Several hundred thousand Maabas once took shelter on their new world, and have now been here for millennia. They do not travel the stars, but seek to explore from within. The Federation’s interest is in the Maabas’s great intellectual resources–their science, while behind in some areas, excels in others, and their philosophy is in line with that of the Federation.
But just as the pact is signed, the Enterprise is attacked by an unidentified vessel. Enough force is shown to keep the alien assailants at bay, but a new danger arises.
Their mysterious foes are the Kenisians–a race that used to inhabit the Maabas’s chosen world thousands of years ago, and who now want to take it back.
Order Crisis of Consciousness:
When Original Series five-year mission novels come up in the yearly release schedule, they tend to be my least favorite. Don’t get me wrong, I still enjoy them, but I definitely tend to prefer the continuation of the 24th Century shared universe, or more oddball novels such as those of The Lost Era or Seekers.
However, after reading the excellent novel Troublesome Minds, when Dave Galanter’s name pops up in the schedule, I sit up and take notice.

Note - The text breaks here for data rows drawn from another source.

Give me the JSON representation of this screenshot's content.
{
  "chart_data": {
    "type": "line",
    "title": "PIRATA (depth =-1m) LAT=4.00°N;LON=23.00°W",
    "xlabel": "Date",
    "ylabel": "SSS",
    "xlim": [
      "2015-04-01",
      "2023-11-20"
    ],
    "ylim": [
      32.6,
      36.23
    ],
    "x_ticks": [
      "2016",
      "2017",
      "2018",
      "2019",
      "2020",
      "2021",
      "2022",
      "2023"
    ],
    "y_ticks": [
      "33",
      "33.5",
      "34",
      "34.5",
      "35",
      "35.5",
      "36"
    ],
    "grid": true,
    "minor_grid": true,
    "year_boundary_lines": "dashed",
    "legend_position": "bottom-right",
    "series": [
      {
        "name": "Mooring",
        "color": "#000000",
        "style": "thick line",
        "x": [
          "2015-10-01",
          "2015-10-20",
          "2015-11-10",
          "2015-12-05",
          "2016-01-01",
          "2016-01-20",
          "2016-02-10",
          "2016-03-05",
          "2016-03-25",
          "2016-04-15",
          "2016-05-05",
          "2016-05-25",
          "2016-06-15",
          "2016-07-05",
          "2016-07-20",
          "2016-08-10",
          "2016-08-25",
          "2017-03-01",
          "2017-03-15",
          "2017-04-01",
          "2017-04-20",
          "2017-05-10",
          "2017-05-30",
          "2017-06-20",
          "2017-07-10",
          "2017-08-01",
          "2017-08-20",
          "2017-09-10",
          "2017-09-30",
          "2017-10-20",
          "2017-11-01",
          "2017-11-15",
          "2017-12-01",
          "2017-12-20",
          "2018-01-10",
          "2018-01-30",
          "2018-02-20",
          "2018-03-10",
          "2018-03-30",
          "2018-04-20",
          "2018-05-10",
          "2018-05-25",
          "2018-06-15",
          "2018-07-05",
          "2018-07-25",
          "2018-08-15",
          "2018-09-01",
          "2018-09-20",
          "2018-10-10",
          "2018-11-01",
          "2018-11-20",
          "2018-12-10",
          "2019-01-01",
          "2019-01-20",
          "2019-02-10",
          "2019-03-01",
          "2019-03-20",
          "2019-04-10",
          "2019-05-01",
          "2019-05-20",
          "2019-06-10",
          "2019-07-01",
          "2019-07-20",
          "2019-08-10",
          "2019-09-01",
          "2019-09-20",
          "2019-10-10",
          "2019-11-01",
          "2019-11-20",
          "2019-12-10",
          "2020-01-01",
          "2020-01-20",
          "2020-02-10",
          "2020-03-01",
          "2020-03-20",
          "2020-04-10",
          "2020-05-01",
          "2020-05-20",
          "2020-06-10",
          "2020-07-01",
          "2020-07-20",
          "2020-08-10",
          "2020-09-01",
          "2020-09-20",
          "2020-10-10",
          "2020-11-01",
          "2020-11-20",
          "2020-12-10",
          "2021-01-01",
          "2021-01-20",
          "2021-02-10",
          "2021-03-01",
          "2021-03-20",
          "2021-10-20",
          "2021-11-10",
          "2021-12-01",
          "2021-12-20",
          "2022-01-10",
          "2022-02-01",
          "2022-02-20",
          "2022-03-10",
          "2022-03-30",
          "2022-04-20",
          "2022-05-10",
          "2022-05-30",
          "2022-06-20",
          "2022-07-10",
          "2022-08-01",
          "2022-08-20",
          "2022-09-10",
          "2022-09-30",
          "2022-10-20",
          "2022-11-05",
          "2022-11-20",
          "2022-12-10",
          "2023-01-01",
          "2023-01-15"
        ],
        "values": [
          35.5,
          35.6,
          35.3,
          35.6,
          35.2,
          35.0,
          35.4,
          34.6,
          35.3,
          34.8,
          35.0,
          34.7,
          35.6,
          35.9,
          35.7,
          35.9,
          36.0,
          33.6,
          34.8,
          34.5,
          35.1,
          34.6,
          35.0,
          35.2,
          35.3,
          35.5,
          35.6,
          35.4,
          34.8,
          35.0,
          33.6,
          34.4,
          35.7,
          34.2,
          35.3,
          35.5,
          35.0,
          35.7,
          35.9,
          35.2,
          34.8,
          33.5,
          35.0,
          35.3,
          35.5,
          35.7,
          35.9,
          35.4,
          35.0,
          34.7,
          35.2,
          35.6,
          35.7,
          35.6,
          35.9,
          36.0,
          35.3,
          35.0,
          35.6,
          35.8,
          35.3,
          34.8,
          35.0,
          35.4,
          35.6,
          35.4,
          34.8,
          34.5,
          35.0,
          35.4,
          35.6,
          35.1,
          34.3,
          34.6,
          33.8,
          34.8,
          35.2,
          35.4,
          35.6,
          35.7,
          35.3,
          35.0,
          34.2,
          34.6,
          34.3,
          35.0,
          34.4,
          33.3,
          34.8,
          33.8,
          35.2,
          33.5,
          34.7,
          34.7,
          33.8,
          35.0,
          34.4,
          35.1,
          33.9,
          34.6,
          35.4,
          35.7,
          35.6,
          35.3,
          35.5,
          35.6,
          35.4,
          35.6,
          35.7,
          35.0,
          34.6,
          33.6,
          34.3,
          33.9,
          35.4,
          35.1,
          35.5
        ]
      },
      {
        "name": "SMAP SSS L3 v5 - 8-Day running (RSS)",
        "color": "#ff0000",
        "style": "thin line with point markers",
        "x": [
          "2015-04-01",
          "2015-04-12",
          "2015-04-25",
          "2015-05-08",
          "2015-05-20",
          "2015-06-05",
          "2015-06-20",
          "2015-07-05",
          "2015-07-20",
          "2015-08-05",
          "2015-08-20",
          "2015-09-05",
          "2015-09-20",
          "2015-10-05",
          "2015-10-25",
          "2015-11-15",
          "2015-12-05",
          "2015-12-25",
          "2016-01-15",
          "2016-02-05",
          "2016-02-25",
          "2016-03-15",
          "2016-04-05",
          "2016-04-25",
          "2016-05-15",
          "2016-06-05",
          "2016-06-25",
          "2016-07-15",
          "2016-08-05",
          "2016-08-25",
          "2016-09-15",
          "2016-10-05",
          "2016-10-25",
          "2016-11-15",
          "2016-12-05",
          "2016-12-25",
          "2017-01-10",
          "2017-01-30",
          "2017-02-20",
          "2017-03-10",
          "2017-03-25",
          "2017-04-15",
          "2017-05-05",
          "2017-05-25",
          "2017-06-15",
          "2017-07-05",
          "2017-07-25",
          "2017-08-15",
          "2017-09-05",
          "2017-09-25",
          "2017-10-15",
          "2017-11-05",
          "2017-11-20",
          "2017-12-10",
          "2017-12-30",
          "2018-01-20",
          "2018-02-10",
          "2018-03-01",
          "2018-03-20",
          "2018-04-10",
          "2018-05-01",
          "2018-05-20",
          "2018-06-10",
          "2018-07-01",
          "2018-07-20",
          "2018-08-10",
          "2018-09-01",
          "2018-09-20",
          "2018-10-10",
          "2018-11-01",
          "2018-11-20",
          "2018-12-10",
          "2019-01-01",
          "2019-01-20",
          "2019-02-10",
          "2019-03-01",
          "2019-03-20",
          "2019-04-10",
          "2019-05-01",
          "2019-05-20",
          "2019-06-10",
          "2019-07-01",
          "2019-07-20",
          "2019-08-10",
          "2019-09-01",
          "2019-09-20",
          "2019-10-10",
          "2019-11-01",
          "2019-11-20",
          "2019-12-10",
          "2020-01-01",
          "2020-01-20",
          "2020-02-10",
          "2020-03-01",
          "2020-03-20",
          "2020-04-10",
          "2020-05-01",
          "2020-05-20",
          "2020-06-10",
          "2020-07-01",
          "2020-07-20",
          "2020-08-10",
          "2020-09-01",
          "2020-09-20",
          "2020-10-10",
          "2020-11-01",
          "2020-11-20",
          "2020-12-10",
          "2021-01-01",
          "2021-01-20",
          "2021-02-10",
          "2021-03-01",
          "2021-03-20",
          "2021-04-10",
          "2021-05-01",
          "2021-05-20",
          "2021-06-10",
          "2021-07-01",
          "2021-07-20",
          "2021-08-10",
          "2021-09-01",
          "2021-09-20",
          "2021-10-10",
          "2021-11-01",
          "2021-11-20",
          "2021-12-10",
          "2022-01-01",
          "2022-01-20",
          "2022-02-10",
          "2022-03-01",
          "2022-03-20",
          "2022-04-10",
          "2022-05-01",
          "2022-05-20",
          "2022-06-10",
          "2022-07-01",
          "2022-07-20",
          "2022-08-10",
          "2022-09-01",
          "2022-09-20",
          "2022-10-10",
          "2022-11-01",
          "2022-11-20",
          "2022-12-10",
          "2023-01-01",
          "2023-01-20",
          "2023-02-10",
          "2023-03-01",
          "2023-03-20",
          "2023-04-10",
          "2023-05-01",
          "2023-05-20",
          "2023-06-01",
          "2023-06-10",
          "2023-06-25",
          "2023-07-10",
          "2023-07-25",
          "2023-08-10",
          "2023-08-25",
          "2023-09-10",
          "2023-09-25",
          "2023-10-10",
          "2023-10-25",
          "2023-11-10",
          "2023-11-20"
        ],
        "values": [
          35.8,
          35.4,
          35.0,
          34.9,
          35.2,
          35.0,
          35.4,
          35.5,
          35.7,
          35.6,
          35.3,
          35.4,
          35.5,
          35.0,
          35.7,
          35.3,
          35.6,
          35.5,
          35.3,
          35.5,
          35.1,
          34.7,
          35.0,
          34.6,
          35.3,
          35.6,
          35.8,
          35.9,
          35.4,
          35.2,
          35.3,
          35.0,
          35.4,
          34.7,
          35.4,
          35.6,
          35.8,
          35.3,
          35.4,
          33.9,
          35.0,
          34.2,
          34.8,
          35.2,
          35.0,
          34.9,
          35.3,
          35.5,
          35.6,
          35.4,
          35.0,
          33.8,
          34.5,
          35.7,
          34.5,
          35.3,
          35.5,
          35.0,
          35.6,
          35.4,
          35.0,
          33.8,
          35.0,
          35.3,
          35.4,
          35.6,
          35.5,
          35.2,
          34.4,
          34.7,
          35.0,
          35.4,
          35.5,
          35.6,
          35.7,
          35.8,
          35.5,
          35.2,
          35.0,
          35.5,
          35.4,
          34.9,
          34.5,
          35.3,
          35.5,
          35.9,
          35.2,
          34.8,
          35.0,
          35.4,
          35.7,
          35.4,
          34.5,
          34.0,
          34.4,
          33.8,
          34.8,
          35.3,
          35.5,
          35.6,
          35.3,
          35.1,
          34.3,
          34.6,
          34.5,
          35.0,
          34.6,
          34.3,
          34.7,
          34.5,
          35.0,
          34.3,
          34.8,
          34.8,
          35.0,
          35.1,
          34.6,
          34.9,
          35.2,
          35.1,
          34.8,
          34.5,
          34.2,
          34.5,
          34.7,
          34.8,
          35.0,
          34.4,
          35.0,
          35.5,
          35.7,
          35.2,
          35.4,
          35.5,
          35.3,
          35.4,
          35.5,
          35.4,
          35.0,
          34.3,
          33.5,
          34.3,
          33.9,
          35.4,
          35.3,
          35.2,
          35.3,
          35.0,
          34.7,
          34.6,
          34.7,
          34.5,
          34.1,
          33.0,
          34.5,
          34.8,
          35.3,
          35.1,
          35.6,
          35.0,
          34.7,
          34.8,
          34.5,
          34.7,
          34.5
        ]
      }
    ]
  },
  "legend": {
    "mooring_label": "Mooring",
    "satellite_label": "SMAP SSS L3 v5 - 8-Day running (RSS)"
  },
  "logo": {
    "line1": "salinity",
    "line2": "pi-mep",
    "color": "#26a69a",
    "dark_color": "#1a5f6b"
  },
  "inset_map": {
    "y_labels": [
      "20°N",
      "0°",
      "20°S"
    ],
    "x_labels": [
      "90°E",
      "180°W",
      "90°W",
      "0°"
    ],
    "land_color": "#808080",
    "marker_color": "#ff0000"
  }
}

Like that earlier work, Crisis of Consciousness is an excellent novel. Galanter gets the character voices just right, and the alien characters are very interesting as well. I especially enjoyed the exploration of the Maabas and the Kenisians through the characters of Pippenge and the “multividual” Kenisian characters.
At its heart, Crisis of Consciousness is about how different cultures react to wrongs perpetrated against them in the past, as well as the concept of cultural memory. For the Kenisians, that cultural memory is very long and acute due to the fact that the voices from the past remain an active part of their culture for so long. The effect of the older generations influencing the younger towards conservatism is therefore greatly amplified among the Kenisians.
Much like Troublesome Minds, Crisis of Consciousness deals a lot with issues of the mind and telepathy. The Kenisians are a unique extension of the idea of Vulcan “katras” and what carrying around hundreds of disparate voices inside your head would mean.
We saw how much of a deleterious effect carrying just one katra around had on a human’s mind in Star Trek III: The Search for Spock; even a Vulcanoid mind would have tremendous difficulty with hundreds!
There is a lot to enjoy about this novel. We get some classic Kirk and Spock teamwork as each tries to figure out what the other would do, and in so doing, they are able to collaborate on a solution even while out of contact with one another.
We also get a budding romance between Scotty and Carolyn Palamas, whom you might remember from the classic episode “Who Mourns For Adonais?”. We learn how they first met and how they came to be so close by the time of that episode.